Я заметил, что к некоторым деревьям прибиты железные листы, и спросил, что это значит.
— А это пулковские питомцы, — объяснил мне Агеев. — Многие из них в войну пострадали. Встречали вы такие — без листьев, голые сучья торчат? Ну вот… мы эти сучья срезали, лечили дерево, и цвет возвращался. А стволы, побитые осколками, самое то есть дупло, промывали особым раствором. И посейчас эти старые раны бережем, закрываем железом. Вот этот пулковский тополь тоже бывший раненый…
Я смотрел на дерево, выдержавшее военное ненастье.
Агеев угадал мое желание. Он нагнул ветку, обломил черенок и дал его мне…
Ну вот, собственно, и все, что я хотел рассказать. Час назад я простился с Ленинградом. Я снова в пути. В моем купе на столике стоит стакан с водой. В нем черенок пулковского тополя. Я пишу, время от времени отрываюсь от бумаги и гляжу на стройную веточку…
СЛУЖБА ВРЕМЕНИ
Когда Сереже Аксенову исполнилось двенадцать лет, он сделал важное открытие: городок, в котором Сережа родился и вырос, расположен на знаменитом Пулковском меридиане. Вернее сказать, Пулковский меридиан проходит через Чистов, как раз через Дом пионеров, где Сережа всю зиму занимался в кружке юных математиков.
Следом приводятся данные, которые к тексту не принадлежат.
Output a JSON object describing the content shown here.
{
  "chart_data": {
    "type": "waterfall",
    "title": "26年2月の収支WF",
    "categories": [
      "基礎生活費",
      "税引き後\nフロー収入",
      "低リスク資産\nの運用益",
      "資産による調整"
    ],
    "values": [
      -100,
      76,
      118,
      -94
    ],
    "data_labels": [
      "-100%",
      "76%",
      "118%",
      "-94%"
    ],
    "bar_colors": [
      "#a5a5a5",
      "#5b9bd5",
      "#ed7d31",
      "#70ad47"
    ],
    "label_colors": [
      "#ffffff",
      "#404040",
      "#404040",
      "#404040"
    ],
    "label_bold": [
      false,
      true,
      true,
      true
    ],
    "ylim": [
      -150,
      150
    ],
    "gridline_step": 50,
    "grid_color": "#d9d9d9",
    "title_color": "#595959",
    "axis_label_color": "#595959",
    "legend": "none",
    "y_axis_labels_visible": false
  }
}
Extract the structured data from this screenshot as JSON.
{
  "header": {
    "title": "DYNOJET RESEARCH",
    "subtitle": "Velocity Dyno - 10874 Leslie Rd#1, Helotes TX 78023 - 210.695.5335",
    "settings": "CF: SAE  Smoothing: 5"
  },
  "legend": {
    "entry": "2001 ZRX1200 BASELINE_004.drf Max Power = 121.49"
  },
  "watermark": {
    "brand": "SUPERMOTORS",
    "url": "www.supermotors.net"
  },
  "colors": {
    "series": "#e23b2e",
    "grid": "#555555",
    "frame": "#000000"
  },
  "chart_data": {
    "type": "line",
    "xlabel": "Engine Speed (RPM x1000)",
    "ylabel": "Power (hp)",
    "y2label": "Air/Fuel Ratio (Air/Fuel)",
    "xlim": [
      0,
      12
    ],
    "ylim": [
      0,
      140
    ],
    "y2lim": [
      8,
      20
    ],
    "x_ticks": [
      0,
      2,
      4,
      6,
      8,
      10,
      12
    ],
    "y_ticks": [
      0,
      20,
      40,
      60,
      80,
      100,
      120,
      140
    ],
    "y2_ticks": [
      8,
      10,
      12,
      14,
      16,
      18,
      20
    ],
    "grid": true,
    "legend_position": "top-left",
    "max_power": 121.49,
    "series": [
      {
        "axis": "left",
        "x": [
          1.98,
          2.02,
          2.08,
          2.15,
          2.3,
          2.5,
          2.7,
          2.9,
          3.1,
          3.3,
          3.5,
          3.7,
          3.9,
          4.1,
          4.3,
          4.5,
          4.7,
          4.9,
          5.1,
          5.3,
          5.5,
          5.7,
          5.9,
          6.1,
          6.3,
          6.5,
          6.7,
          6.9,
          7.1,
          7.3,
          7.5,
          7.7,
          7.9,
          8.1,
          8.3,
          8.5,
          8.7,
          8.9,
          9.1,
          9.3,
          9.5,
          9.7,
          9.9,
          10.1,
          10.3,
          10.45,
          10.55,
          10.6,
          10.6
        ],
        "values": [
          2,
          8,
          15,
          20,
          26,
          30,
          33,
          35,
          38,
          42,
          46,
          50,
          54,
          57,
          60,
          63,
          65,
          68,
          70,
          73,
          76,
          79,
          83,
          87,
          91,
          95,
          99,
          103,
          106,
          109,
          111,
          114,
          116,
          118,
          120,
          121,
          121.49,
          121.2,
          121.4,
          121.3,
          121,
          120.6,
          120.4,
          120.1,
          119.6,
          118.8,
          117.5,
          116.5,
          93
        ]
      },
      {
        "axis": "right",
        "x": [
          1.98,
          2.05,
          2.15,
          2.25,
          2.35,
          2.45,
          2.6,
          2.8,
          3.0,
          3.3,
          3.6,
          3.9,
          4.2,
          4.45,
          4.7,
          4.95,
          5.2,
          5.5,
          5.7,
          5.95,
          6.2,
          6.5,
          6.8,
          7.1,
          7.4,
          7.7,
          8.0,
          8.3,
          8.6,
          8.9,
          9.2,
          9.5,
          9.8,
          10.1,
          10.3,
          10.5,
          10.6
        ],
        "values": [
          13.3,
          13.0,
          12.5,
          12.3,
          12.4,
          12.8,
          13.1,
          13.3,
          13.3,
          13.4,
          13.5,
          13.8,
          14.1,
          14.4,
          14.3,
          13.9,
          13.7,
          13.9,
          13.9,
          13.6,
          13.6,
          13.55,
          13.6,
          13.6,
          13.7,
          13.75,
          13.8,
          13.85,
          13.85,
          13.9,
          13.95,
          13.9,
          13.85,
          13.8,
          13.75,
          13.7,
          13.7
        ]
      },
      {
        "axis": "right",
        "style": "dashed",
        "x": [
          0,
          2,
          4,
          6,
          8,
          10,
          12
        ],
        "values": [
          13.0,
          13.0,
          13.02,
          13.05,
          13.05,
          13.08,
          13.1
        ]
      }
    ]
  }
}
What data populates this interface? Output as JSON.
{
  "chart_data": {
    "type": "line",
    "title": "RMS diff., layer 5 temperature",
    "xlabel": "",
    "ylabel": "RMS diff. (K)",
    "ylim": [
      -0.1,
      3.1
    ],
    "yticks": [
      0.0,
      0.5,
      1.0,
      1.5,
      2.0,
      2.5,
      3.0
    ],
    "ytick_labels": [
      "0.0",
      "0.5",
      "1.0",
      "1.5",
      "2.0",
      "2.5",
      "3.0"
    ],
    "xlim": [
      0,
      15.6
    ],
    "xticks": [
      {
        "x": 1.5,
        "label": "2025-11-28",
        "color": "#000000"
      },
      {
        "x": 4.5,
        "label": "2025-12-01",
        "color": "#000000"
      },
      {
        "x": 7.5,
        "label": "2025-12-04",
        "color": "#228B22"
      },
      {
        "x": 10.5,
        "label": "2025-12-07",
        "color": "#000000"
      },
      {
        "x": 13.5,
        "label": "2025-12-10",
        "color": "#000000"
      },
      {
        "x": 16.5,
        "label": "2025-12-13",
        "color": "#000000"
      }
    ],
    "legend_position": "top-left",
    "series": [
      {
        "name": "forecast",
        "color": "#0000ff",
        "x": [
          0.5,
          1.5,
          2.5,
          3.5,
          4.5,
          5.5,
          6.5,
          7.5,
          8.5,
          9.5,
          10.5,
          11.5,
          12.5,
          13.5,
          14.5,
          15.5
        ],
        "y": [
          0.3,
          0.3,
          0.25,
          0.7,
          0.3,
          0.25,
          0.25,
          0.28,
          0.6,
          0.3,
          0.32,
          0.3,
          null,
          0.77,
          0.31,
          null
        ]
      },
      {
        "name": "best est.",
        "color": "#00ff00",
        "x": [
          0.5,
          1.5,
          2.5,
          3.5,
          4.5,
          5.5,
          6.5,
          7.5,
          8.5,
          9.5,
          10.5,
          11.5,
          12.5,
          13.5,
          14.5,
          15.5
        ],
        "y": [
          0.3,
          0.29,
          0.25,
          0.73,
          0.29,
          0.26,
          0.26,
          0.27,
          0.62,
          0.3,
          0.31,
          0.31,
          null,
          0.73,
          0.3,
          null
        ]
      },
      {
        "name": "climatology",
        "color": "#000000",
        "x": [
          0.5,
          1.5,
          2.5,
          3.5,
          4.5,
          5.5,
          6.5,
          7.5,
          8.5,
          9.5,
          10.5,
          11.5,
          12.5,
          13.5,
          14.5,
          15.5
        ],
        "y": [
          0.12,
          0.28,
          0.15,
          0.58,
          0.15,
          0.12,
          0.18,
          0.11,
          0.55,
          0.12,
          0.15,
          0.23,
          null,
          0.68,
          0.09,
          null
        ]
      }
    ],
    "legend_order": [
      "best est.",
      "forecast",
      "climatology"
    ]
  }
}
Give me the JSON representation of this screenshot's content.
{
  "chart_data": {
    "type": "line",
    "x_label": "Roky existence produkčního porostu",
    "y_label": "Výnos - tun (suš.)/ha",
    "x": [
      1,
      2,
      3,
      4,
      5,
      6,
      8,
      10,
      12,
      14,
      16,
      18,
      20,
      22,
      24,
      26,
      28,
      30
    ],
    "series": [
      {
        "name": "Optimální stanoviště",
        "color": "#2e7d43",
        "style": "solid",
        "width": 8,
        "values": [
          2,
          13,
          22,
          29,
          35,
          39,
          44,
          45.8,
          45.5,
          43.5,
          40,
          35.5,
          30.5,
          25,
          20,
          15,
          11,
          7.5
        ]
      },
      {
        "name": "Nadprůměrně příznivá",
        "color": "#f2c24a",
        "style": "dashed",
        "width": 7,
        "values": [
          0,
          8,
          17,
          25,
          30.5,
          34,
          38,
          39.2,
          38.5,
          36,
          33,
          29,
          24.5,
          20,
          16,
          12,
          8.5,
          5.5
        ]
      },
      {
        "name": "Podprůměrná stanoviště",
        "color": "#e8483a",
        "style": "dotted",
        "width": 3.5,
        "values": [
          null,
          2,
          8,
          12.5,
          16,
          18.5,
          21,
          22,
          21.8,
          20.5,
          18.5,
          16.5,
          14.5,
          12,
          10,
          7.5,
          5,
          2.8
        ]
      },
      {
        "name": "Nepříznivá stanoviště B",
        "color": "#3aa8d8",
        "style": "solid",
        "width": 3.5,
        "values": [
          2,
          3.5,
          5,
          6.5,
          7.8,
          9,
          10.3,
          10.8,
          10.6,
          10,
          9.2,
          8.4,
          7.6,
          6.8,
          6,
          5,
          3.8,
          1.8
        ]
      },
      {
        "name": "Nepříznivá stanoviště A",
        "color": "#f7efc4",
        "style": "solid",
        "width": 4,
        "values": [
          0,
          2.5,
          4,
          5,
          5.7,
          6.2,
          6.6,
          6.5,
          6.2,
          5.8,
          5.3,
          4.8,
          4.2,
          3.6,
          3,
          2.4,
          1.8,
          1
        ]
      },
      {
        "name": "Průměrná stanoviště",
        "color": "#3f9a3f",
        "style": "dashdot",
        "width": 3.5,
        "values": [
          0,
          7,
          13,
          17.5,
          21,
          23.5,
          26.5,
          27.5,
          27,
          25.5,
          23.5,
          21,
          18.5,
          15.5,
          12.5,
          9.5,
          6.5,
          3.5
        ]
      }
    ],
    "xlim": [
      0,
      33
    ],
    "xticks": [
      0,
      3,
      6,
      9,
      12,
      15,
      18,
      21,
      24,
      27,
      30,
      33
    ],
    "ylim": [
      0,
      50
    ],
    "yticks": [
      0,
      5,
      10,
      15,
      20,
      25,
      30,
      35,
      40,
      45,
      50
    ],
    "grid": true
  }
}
Впрочем, математика сама по себе никогда Сережу не увлекала. По призванию он был астроном и небесными наблюдениями начал заниматься еще в прошлом году. Тогда же им был сооружен телескоп. Конструкция его за это время менялась не раз, но основные элементы оставались неизменными: стекло из очков Екатерины Прокофьевны, Сережиной мамы, лупа, подаренная Вовкой Меньшовым, другом и однокашником, и труба из плотного картона. Этот телескоп давал увеличение значительно меньшее, чем школьный, но зато был своим собственным астрономическим инструментом. Благодаря ему Сережа чувствовал себя независимым от десятиклассников, известных насмешников и эгоистов.
Было немного обидно, что открытие сделано в каникулы. Преподаватели разъехались — кто на курорт, кто на сессию заочников, а десятиклассники готовились к экзаменам в вузы и держались особенно замкнуто. Сверстники Сережи с восторгом приняли его сообщение, но этого для славы было совершенно недостаточно: чтобы оценить открытие, надо понимать, какие трудные пути ведут к нему.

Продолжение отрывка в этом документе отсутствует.